Op-ed: Frankfurt Helmet’s entrancing world of one-word sci-fi stories

Editor’s Note: After recently meeting the Chinese electronic trio Frankfurt Helmet in a barn in the Faroe Islands at G! Festival, somehow the discussion segued from the local IPAs to the world of modern micro-stories.

Throughout their trans-media performances, the group projects snippets of sci-fi non-sequiturs that somehow seemingly connect by virtue of life’s ripples into something complete. Here, in an exclusive op-ed, the band delve into the whys and wherefores of the entrancing world they create through music, words and art…


The band explain: “On our first full-length album, Individuals, a dystopian reckoning was considered. The music on the album is like a gateway to a deep, unknown, and mysterious civilisation. It stands in stark contrast to the present world, yet draws us in like a black hole, beckoning us to slowly follow the sound to the centre of the world.

Individuals constructs a unique worldview from within the band’s subconscious, standing majestically before us. Beneath the constellation, the whole is attributed to the existence of each individual. Their connections and distant gazes scatter despair into the shimmering starlight.

The album’s narrative could be strung together into a sci-fi story, music should be felt, and everyone who hears it should build their own unique imagination and imagery. “One-Sentence Sci-Fi” is a series of micro-stories based on each song from the album.”

Frankfurt Helmet’s entrancing world of one-word sci-fi stories
Credit: Frankfurt Helmet

One day, AI announced it had calculated the laws of the universe, which included one limitation: no self-aware individual was allowed to see them.

Humans constantly modified themselves, from body to mind. After each upgrade, the previous version of humanity would suddenly become riddled with glitches.

“Do you know what’s on the other side of the moon?”

“I do. In this timeline, a mirror can only ever show you the back of your own head.”

Scientists finally discovered that no matter how a historical simulator scrambled time or inverted cause and effect, humans could always tell a perfectly convincing story.

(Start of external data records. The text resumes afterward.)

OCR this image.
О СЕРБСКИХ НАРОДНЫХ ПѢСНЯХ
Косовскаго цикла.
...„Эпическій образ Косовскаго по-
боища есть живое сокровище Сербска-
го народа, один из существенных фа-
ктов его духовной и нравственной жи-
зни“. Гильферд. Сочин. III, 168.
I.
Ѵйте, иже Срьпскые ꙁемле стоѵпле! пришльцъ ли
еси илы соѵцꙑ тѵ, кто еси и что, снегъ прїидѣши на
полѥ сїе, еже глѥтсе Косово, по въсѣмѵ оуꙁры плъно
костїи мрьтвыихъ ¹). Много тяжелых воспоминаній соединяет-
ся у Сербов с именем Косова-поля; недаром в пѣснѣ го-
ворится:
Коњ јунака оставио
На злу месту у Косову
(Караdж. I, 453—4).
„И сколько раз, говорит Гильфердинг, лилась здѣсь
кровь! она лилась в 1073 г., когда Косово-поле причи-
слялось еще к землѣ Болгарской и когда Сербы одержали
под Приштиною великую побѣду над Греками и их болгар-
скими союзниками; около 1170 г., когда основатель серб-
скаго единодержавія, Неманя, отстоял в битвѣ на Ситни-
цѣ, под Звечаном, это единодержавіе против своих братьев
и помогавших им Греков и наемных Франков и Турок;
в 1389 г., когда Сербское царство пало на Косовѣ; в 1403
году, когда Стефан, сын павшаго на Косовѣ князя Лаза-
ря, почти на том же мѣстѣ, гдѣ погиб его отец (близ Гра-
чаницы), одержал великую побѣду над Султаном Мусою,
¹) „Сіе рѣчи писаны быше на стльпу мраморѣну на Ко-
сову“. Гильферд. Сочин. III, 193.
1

After taking off, the commander felt that all his experiences were déjà vu. He later realised he had mixed up the coordinates for “time” and “space”.

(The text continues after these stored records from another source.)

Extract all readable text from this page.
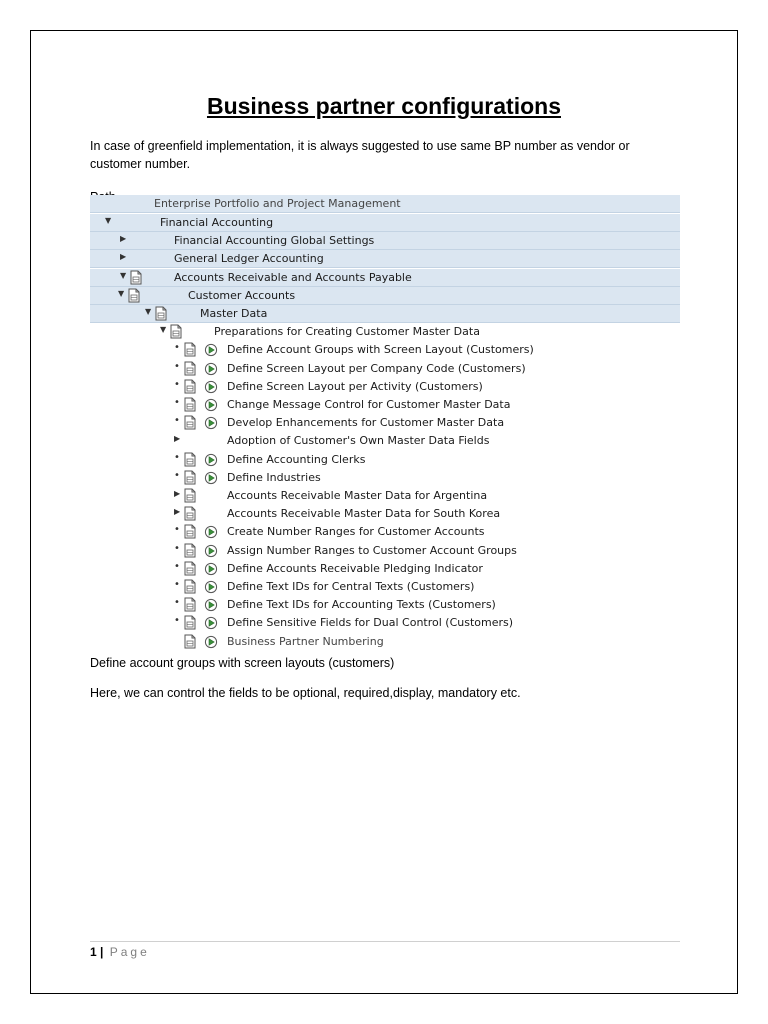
Business partner configurations
In case of greenfield implementation, it is always suggested to use same BP number as vendor or customer number.
Enterprise Portfolio and Project Management
▼	Financial Accounting
▶	Financial Accounting Global Settings
▶	General Ledger Accounting
▼	Accounts Receivable and Accounts Payable
▼	Customer Accounts
▼	Master Data
▼	Preparations for Creating Customer Master Data
•	Define Account Groups with Screen Layout (Customers)
•	Define Screen Layout per Company Code (Customers)
•	Define Screen Layout per Activity (Customers)
•	Change Message Control for Customer Master Data
•	Develop Enhancements for Customer Master Data
▶	Adoption of Customer's Own Master Data Fields
•	Define Accounting Clerks
•	Define Industries
▶	Accounts Receivable Master Data for Argentina
▶	Accounts Receivable Master Data for South Korea
•	Create Number Ranges for Customer Accounts
•	Assign Number Ranges to Customer Account Groups
•	Define Accounts Receivable Pledging Indicator
•	Define Text IDs for Central Texts (Customers)
•	Define Text IDs for Accounting Texts (Customers)
•	Define Sensitive Fields for Dual Control (Customers)
Business Partner Numbering
Define account groups with screen layouts (customers)
Here, we can control the fields to be optional, required,display, mandatory etc.
1 | Page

Fully armed, he defeated the entire world. But, consumed by loneliness, he was forced to constantly replicate himself to create new enemies.

The child broke his mother’s favourite porcelain. As he tried to piece the fragments back together, he instead created countless versions of his mother.

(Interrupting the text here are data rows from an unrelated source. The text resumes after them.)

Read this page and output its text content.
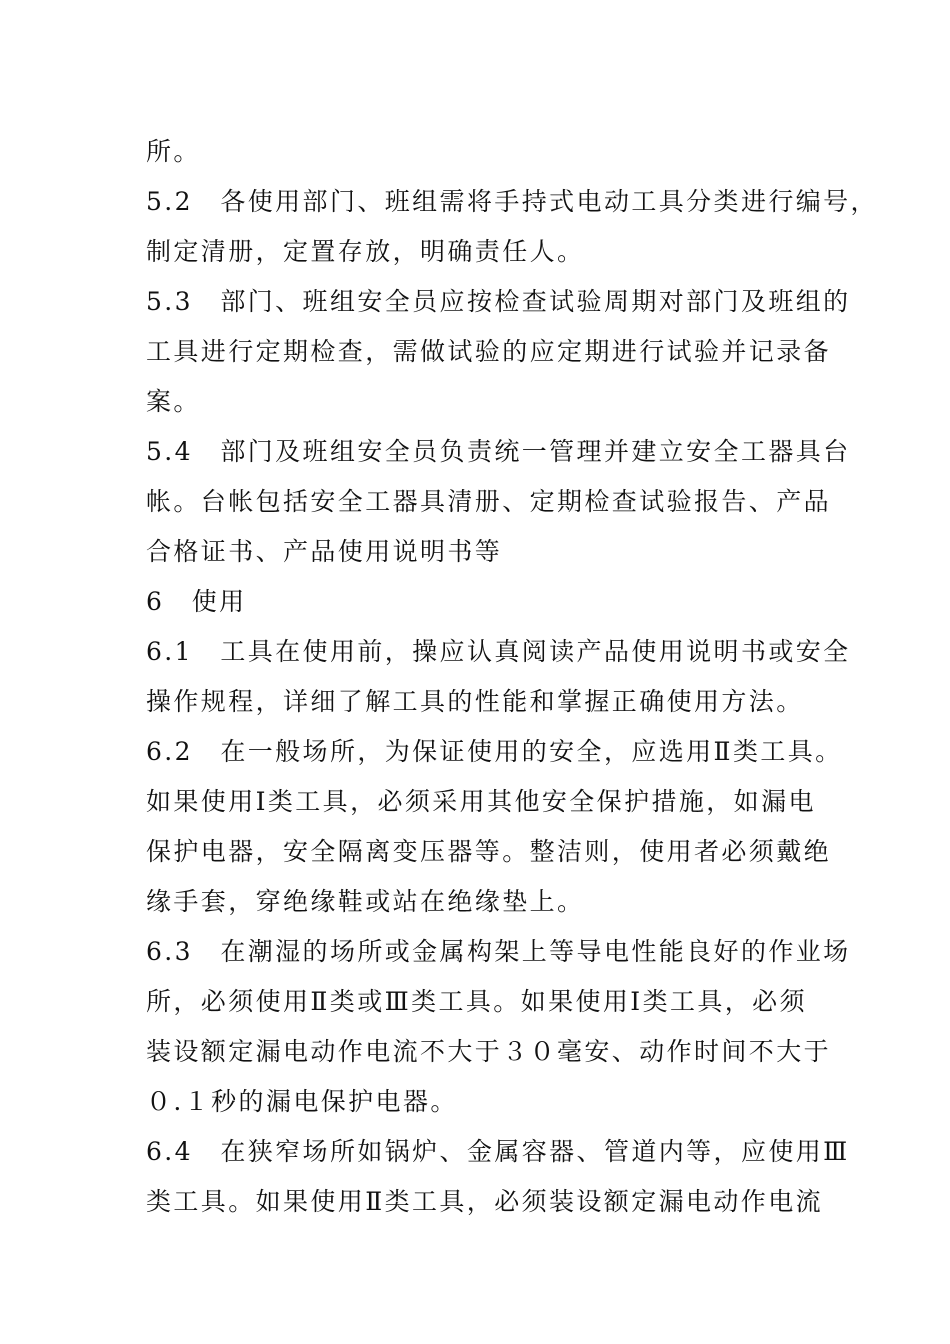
所。
5.2　各使用部门、班组需将手持式电动工具分类进行编号，
制定清册，定置存放，明确责任人。
5.3　部门、班组安全员应按检查试验周期对部门及班组的
工具进行定期检查，需做试验的应定期进行试验并记录备
案。
5.4　部门及班组安全员负责统一管理并建立安全工器具台
帐。台帐包括安全工器具清册、定期检查试验报告、产品
合格证书、产品使用说明书等
6　使用
6.1　工具在使用前，操应认真阅读产品使用说明书或安全
操作规程，详细了解工具的性能和掌握正确使用方法。
6.2　在一般场所，为保证使用的安全，应选用Ⅱ类工具。
如果使用Ⅰ类工具，必须采用其他安全保护措施，如漏电
保护电器，安全隔离变压器等。整洁则，使用者必须戴绝
缘手套，穿绝缘鞋或站在绝缘垫上。
6.3　在潮湿的场所或金属构架上等导电性能良好的作业场
所，必须使用Ⅱ类或Ⅲ类工具。如果使用Ⅰ类工具，必须
装设额定漏电动作电流不大于３０毫安、动作时间不大于
０.１秒的漏电保护电器。
6.4　在狭窄场所如锅炉、金属容器、管道内等，应使用Ⅲ
类工具。如果使用Ⅱ类工具，必须装设额定漏电动作电流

In the future, another species describes 21st-century humans this way: “They entered the quicksand age. The harder they struggled, the deeper they sank, until they learned to stop resisting and became part of the sand.”

When the collective consciousness of Earth’s humans finally took shape and slowly rose, they believed they had earned a ticket to a higher-level civilisation. But then they heard a voice say, “This generation of humans is flawed. They still don’t understand that collective wisdom cannot hide individual folly.”

Frankfurt Helmet’s entrancing world of one-word sci-fi stories
Credit: Frankfurt Helmet

The band continue: “One-Sentence Sci-Fi” stories were written by renowned sci-fi author Chen Qiufan, based on his interpretation and imagination of each track on our album. He has won numerous domestic and international awards, including multiple Global Chinese Science Fiction Nebula Awards, the Chinese Galaxy Award, the World Fantasy Award for Translation, the Asia Weekly Top Ten Novels of the Year, and the Mao Dun Newcomer Prize. His works have been translated into over 20 languages.

These simple, short sentences and abstract images can spark countless plots and storylines. Music and perception are the guides for our imagination: “In life, we often hear and see words like ‘the majority’, which seem to imply that because most people are a certain way, you should be too. It seems the world’s machine operates, and we navigate through its cold mechanisms, hoping for rules to explain and guide everything. But when we try to use one collective rule to explain it all, will we get what we want?

Within the music, the whole constructed in each song is ultimately the connection between its details. Every note is an irreplaceable part, just as the existence of you, me, and others creates this world, rather than the whole existing before the details.

During the two years we spent creating this album, we saw the turning machine, the cold formations, desolate fantasies, the loneliness of facing the unknown, and vast fragments of dust like stars. Their mutual shimmering connects the light that shines through the darkness.”